Seriously Sarah
by Seriously Sarah

Ghost in the Shell is now in CATCHPLAY’s library and you can now finally watch it in the comfort of your home. It stars Scarlett Johansson as the Major alongside international talents in a backdrop of a futuristic Tokyo.

Ghost in the Shell

Directed by Rupert Sanders, the film is an adaptation of Masamune Shirow’s classic manga loved by worldwide fans. It caught controversy over having the Major white washed… but was she really? There is a plot twist at the end for this live action version compared to the anime and original manga.

So what exactly is white washing?

It’s when the source or the original story has the character in a specific race or ethnicity but a ‘white person’ is cast instead.
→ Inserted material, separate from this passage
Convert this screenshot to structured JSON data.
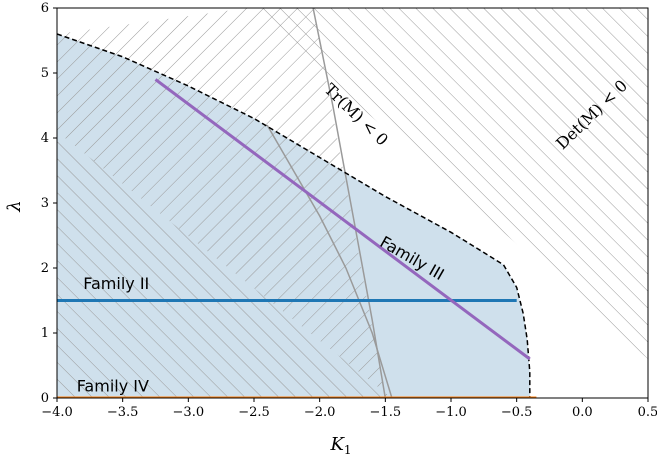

This happens mostly in Hollywood where producers want someone well-known and tested to be cast instead of having someone who might have been more accurate to the character.

There are many Asian Americans, African Americans and people from different ethnicities to create a good diversity of talent, but on screen, it seems predominantly ‘white’. Things are slowly changing and you’d see more diversity such as in Power Rangers: the movie and Get Out (also available on CATCHPLAY) that addresses racism in America.
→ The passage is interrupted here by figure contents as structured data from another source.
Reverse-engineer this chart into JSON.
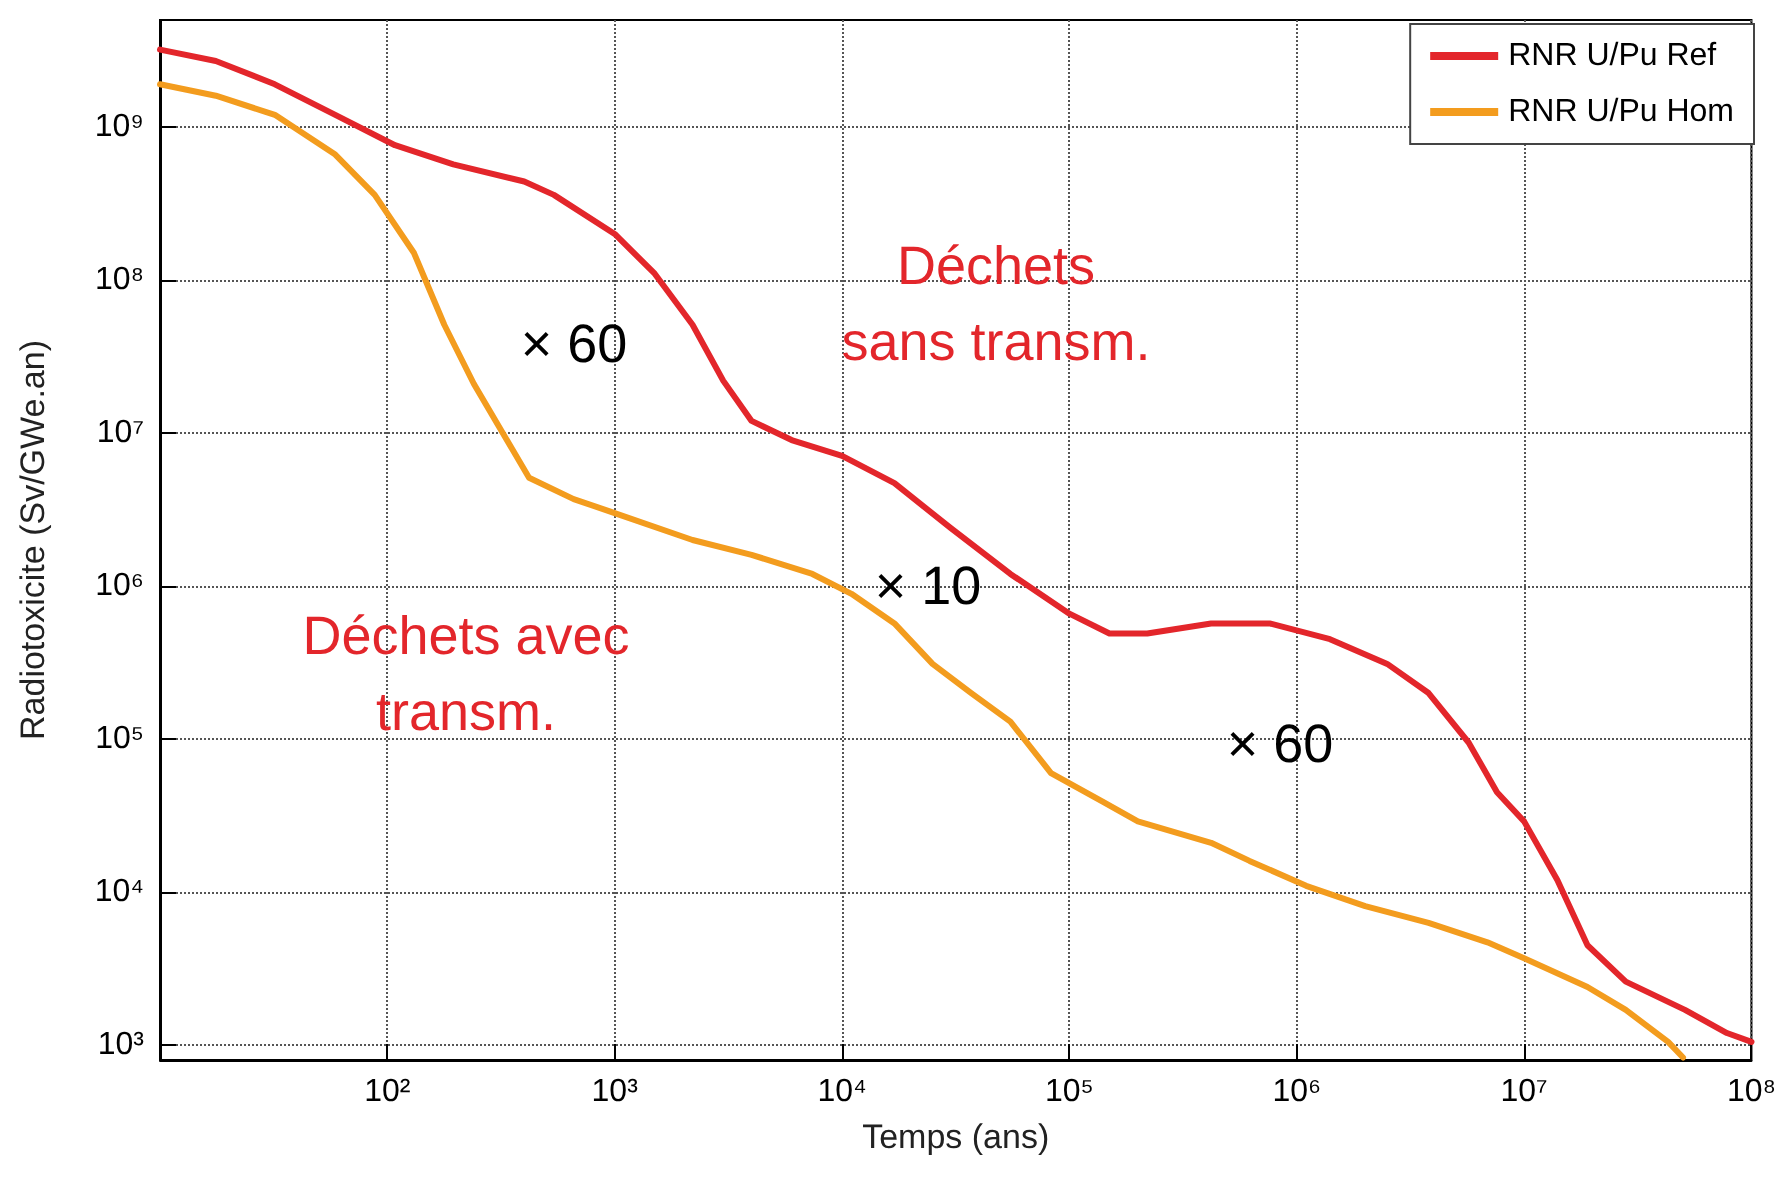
{
  "chart_data": {
    "type": "line",
    "xlabel": "Temps (ans)",
    "ylabel": "Radiotoxicite (Sv/GWe.an)",
    "log": "xy",
    "grid": true,
    "legend": "top right",
    "marker": "none",
    "line_style": "solid",
    "xlim": [
      10,
      100000000
    ],
    "ylim": [
      800,
      5000000000
    ],
    "xticks": [
      {
        "value": 100,
        "label": "10²"
      },
      {
        "value": 1000,
        "label": "10³"
      },
      {
        "value": 10000,
        "label": "10⁴"
      },
      {
        "value": 100000,
        "label": "10⁵"
      },
      {
        "value": 1000000,
        "label": "10⁶"
      },
      {
        "value": 10000000,
        "label": "10⁷"
      },
      {
        "value": 100000000,
        "label": "10⁸"
      }
    ],
    "yticks": [
      {
        "value": 1000,
        "label": "10³"
      },
      {
        "value": 10000,
        "label": "10⁴"
      },
      {
        "value": 100000,
        "label": "10⁵"
      },
      {
        "value": 1000000,
        "label": "10⁶"
      },
      {
        "value": 10000000,
        "label": "10⁷"
      },
      {
        "value": 100000000,
        "label": "10⁸"
      },
      {
        "value": 1000000000,
        "label": "10⁹"
      }
    ],
    "series": [
      {
        "name": "RNR U/Pu Ref",
        "color": "#e3262b",
        "x": [
          10,
          17.6,
          32,
          59,
          108,
          195,
          400,
          540,
          1000,
          1500,
          2200,
          3000,
          4000,
          6000,
          10000,
          17000,
          30000,
          55000,
          100000,
          150000,
          220000,
          420000,
          760000,
          1400000,
          2500000,
          3800000,
          5700000,
          7600000,
          10000000,
          14000000,
          19000000,
          28000000,
          51000000,
          78000000,
          100000000
        ],
        "values": [
          3200000000,
          2700000000,
          1900000000,
          1200000000,
          760000000,
          570000000,
          440000000,
          360000000,
          200000000,
          110000000,
          51000000,
          22000000,
          12000000,
          9000000,
          7100000,
          4700000,
          2400000,
          1200000,
          660000,
          490000,
          490000,
          570000,
          570000,
          450000,
          310000,
          200000,
          95000,
          45000,
          29000,
          12000,
          4500,
          2600,
          1700,
          1200,
          1050
        ]
      },
      {
        "name": "RNR U/Pu Hom",
        "color": "#f39c1e",
        "x": [
          10,
          17.6,
          32,
          59,
          88,
          131,
          178,
          240,
          310,
          420,
          660,
          1000,
          2200,
          4000,
          7400,
          11000,
          17000,
          25000,
          37000,
          55000,
          83000,
          140000,
          200000,
          420000,
          620000,
          1100000,
          2000000,
          3800000,
          6900000,
          10000000,
          19000000,
          28000000,
          43000000,
          50000000
        ],
        "values": [
          1900000000,
          1600000000,
          1200000000,
          660000000,
          360000000,
          150000000,
          51000000,
          21000000,
          11000000,
          5100000,
          3700000,
          3000000,
          2000000,
          1600000,
          1200000,
          890000,
          570000,
          310000,
          200000,
          130000,
          60000,
          39000,
          29000,
          21000,
          16000,
          11000,
          8100,
          6300,
          4700,
          3700,
          2400,
          1700,
          1050,
          830
        ]
      }
    ],
    "annotations": [
      "× 60",
      "× 10",
      "× 60",
      "Déchets sans transm.",
      "Déchets avec transm."
    ]
  }
}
While Ghost in the Shell isn’t the first movie that caught controversy about possibly being white washed, did you know Khan (Benedict Cumberbatch) in Star Trek Into Darkness was definitely white washed?

Star Trek Into Darkness

Star Trek was a long standing series and Khan had always been portrayed by Mexico-born Ricardo Montalbán. Khan was not a white person and even though he was a villain, it was a victory of sorts to see that someone of a different ethnicity was on screen since back then, not many roles were given to people of colour.

Marvel’s Doctor Strange was also rather odd because it had Tilda Swinton starring as the Ancient One. Isn’t the Ancient One supposed to be at least Asian in an Asian country where Doctor Strange goes? Hurray for at least female representation though.

Doctor Strange

Strangely, the director and studios had flip flopping reasons for the casting ranging from not wanting the movie to be political since it was set in Tibet, to not wanting a stereotypical ‘dragon-lady’ by casting an Asian. When you get down to it, it’s kind of weird that you watch the movie to see a white lady in the middle of an Asian country and white people learn Asian things from her. In reality if that happened, we would have probably called it a scam.

Lastly, another example is A Beautiful Mind (2001). Did you know Alicia Nash was actually a Salvadoran-born character and not white? I didn’t know this either but back then the Internet wasn’t as common as it is now.

A Beautiful Mind

Her ancestry should be factored into the movie, since it was an autobiography of John Nash; her rocky immigration to the States was an important point since she was his wife. Instead, the director chose to simplify the movie and remove that aspect, casting instead, Jennifer Connelly as Alicia.

And that’s why a lot of people do not like white washing. Even a small role portrayed by a person of ethnicity could have given them more opportunity and have others see people that look like themselves on screen.

In any case, maybe you could watch Ghost in the Shell and figure out yourself. Was the Major white washed or wasn’t she?